🔓 Piso de cacos

Meu pai já se foi, minha mãe também. Eu e Lia, minha filha de cinco anos, somos barro desse barro desfeito
04/11/2020

(04/11/20)

Quando a editora Record me pediu uma sugestão de imagem para o designer que faria a capa de Rua de dentro, logo me lembrei do piso de cacos de cerâmica. Trata-se de um revestimento típico dos quintais suburbanos do Rio de Janeiro, e o livro fala justamente daqueles que estão situados à sombra das grandes avenidas, do recorte viciado dos cartões-postais. Para além disso, ao evocar o quintal, a imagem demarcava um espaço fronteiriço. De um lado, as ruas nas quais se dá a experiência coletiva. Do outro, a casa, nossa cartografia íntima.

O contato com os leitores acabou por me revelar que a popularidade do piso de cacos extrapola – e muito – os limites do Rio. E instigou minha curiosidade sobre sua origem. A história é inusitada.

Nos anos 1940, um polo de produção de cerâmica se consolidou no Estado de São Paulo. A Cerâmica São Caetano, localizada na cidade homônima, era uma das principais indústrias. Com seus três mil empregados, construía placas de 20 cm x 20 cm tingidas de vermelho (as mais baratas), amarelo, branco e preto (mais custosas). Muitas dessas placas trincavam ou quebravam. Havia, então, o descarte.

Ao perceber que parte da fabricação virava lixo, um dos funcionários da empresa pediu para ficar com algumas das peças defeituosas. Ele teve a ideia de colorir o piso de seu quintal que, como era comum nas casas das classes baixa e média baixa, tinha pavimentação em cimento queimado.

O mosaico rapidamente chamou a atenção dos vizinhos. Em pouco tempo, virou moda no bairro e até matéria em jornal. A ponto de a procura ser tanta que os donos da fábrica decidiram cobrar pelos cacos. O preço, no início, correspondia a 30% de uma peça íntegra. Mas logo o olho cresceu. A empresa passou a quebrar a cerâmica e o que era refugo se tornou mais caro do que o produto original.
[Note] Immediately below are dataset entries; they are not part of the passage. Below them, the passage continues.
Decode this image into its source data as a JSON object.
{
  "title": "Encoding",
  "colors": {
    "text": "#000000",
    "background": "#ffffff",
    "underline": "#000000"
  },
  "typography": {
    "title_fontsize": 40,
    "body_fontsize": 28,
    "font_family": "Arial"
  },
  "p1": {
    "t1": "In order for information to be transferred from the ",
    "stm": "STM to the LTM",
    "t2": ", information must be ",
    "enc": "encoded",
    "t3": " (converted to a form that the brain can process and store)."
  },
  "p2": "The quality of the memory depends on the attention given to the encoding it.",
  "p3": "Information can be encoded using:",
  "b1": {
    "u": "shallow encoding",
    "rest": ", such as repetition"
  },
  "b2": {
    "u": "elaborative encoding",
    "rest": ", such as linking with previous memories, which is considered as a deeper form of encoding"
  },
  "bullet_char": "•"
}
Com a expansão da moradia em prédios e condomínios, o piso de cacos foi aos poucos sendo abandonado. Hoje, sua imagem costuma remeter a um passado familiar, quase idílico. A casa da avó, da tia, ou dos pais. Que retorna, como uma brisa repentina em dia quente de verão.

Foi no mosaico colorido de um quintal de Madureira que minha infância deu seus primeiros passos. Apesar da distância do tempo, a imagem daquele piso permanece intacta. A vaga para o carro, o balanço onde brincava com meus irmãos, o banco que nos servia de escada para observar o mundo.
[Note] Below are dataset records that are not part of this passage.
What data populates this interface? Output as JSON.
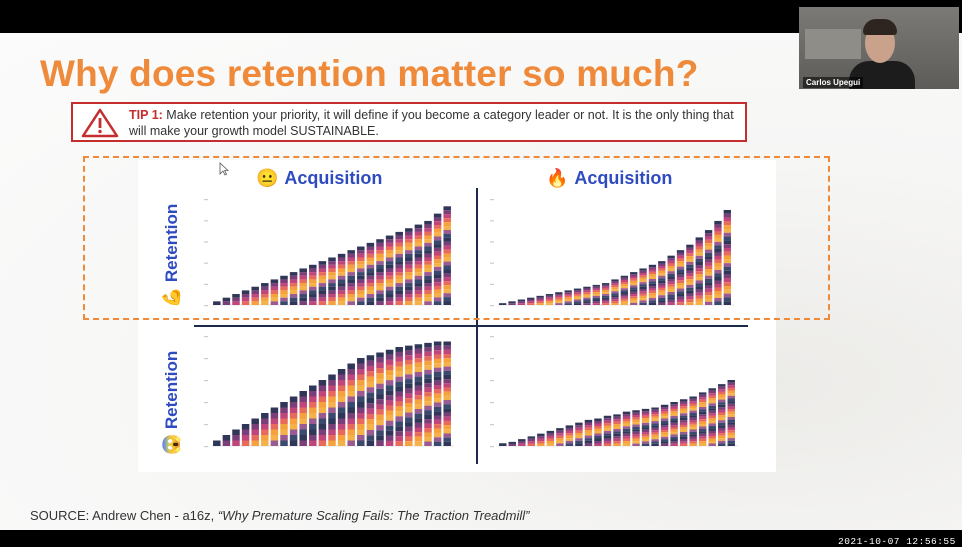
{
  "slide": {
    "title": "Why does retention matter so much?",
    "tip": {
      "label": "TIP 1:",
      "text": " Make retention your  priority, it will define if you become a category leader or not. It is the only thing that will make your growth model SUSTAINABLE."
    },
    "quadrants": {
      "col_labels": [
        "Acquisition",
        "Acquisition"
      ],
      "col_emojis": [
        "😐",
        "🔥"
      ],
      "row_labels": [
        "Retention",
        "Retention"
      ],
      "row_emojis": [
        "💪",
        "😱"
      ]
    },
    "source": {
      "prefix": "SOURCE: Andrew Chen - a16z, ",
      "title": "“Why Premature Scaling Fails: The Traction Treadmill”"
    }
  },
  "webcam": {
    "name": "Carlos Upegui"
  },
  "timestamp": "2021-10-07 12:56:55",
  "colors": {
    "title": "#ee8a3a",
    "accent_blue": "#2f4bc0",
    "tip_border": "#c42e2e",
    "band_palette": [
      "#2f3657",
      "#7a3f78",
      "#c0457a",
      "#e86a5a",
      "#f5a23c",
      "#f6b24a",
      "#9a5a92",
      "#3a4a6e"
    ]
  },
  "chart_data": [
    {
      "type": "bar",
      "title": "Acquisition 😐 / Retention 💪",
      "values": [
        2,
        4,
        6,
        8,
        10,
        12,
        14,
        16,
        18,
        20,
        22,
        24,
        26,
        28,
        30,
        32,
        34,
        36,
        38,
        40,
        42,
        44,
        46,
        50,
        54
      ]
    },
    {
      "type": "bar",
      "title": "Acquisition 🔥 / Retention 💪",
      "values": [
        1,
        2,
        3,
        4,
        5,
        6,
        7,
        8,
        9,
        10,
        11,
        12,
        14,
        16,
        18,
        20,
        22,
        24,
        27,
        30,
        33,
        37,
        41,
        46,
        52
      ]
    },
    {
      "type": "bar",
      "title": "Acquisition 😐 / Retention 😱",
      "values": [
        4,
        8,
        12,
        16,
        20,
        24,
        28,
        32,
        36,
        40,
        44,
        48,
        52,
        56,
        60,
        64,
        66,
        68,
        70,
        72,
        73,
        74,
        75,
        76,
        76
      ]
    },
    {
      "type": "bar",
      "title": "Acquisition 🔥 / Retention 😱",
      "values": [
        2,
        3,
        5,
        7,
        9,
        11,
        13,
        15,
        17,
        19,
        20,
        22,
        23,
        25,
        26,
        27,
        28,
        30,
        32,
        34,
        36,
        39,
        42,
        45,
        48
      ]
    }
  ]
}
Uma das narrativas míticas do Ifá, religião de matriz africana, conta que Obatalá recebeu de Olodumaré a missão de moldar todos os seres tendo o barro como elemento. Após delinear cada um, ele soprava o èmí (sopro da alma), possibilitando a existência. Mas o barro é finito, logo terminaria. Para resolver o problema, Olodumaré estabeleceu um ciclo em nossa passagem pelo Aiê, o plano físico. Os seres, após determinado período, deveriam retornar à substância originária a fim de que novos indivíduos pudessem ganhar molde e então nascer.
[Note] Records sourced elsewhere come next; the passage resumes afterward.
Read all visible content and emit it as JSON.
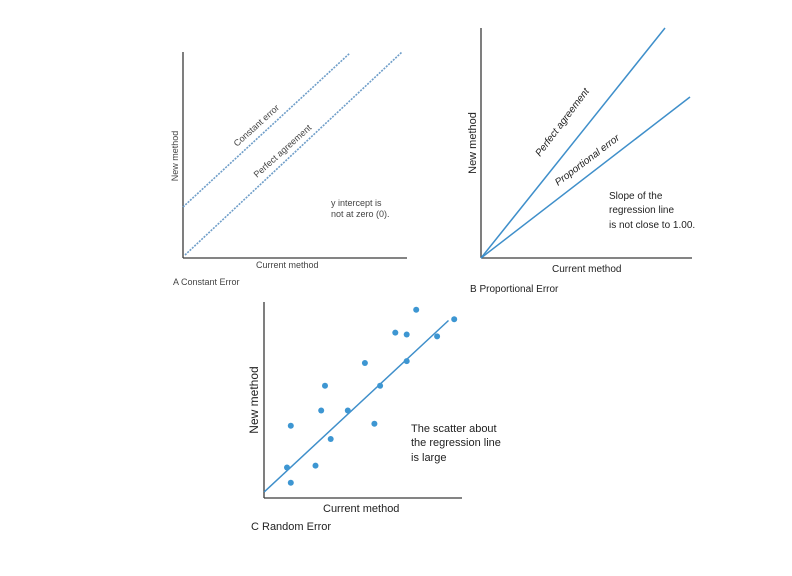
{
  "panel_a": {
    "caption": "A Constant Error",
    "x_label": "Current method",
    "y_label": "New method",
    "line_constant_label": "Constant error",
    "line_perfect_label": "Perfect agreement",
    "note_line1": "y intercept is",
    "note_line2": "not at zero (0).",
    "line_color": "#6f9ec9"
  },
  "panel_b": {
    "caption": "B Proportional Error",
    "x_label": "Current method",
    "y_label": "New method",
    "line_perfect_label": "Perfect agreement",
    "line_proportional_label": "Proportional error",
    "note_line1": "Slope of the",
    "note_line2": "regression line",
    "note_line3": "is not close to 1.00.",
    "line_color": "#3f8fca"
  },
  "panel_c": {
    "caption": "C Random Error",
    "x_label": "Current method",
    "y_label": "New method",
    "note_line1": "The scatter about",
    "note_line2": "the regression line",
    "note_line3": "is large",
    "point_color": "#3d96d2",
    "points": [
      [
        0.1,
        0.15
      ],
      [
        0.12,
        0.07
      ],
      [
        0.12,
        0.37
      ],
      [
        0.25,
        0.16
      ],
      [
        0.28,
        0.45
      ],
      [
        0.3,
        0.58
      ],
      [
        0.33,
        0.3
      ],
      [
        0.42,
        0.45
      ],
      [
        0.51,
        0.7
      ],
      [
        0.56,
        0.38
      ],
      [
        0.59,
        0.58
      ],
      [
        0.67,
        0.86
      ],
      [
        0.73,
        0.85
      ],
      [
        0.73,
        0.71
      ],
      [
        0.78,
        0.98
      ],
      [
        0.89,
        0.84
      ],
      [
        0.98,
        0.93
      ]
    ],
    "regression": {
      "intercept": 0.04,
      "slope": 0.93
    }
  }
}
Meu pai já se foi, minha mãe também. Eu e Lia, minha filha de cinco anos, somos barro desse barro desfeito.

Certo dia o empregado de uma fábrica em São Caetano se cansou da monotonia cromática de sua casa e, sem dinheiro, transformou o sobejo em arte. Os cacos dessa história se espalharam por quintais país afora, ajudaram a escrever outras histórias. De mortes que viram vida, da vida que jamais sucumbe porque se faz lembrança.

Marcelo Moutinho

É autor dos livros  A lua na caixa d’água (Prêmio Jabuti 2022), A palavra ausente (2022), Rua de dentro (2020), Ferrugem (Prêmio da Biblioteca Nacional 2017), Na dobra do dia (2015), e dos infantis Mila, a gata preta (2022) e A menina que perdeu as cores (2013), entre outros.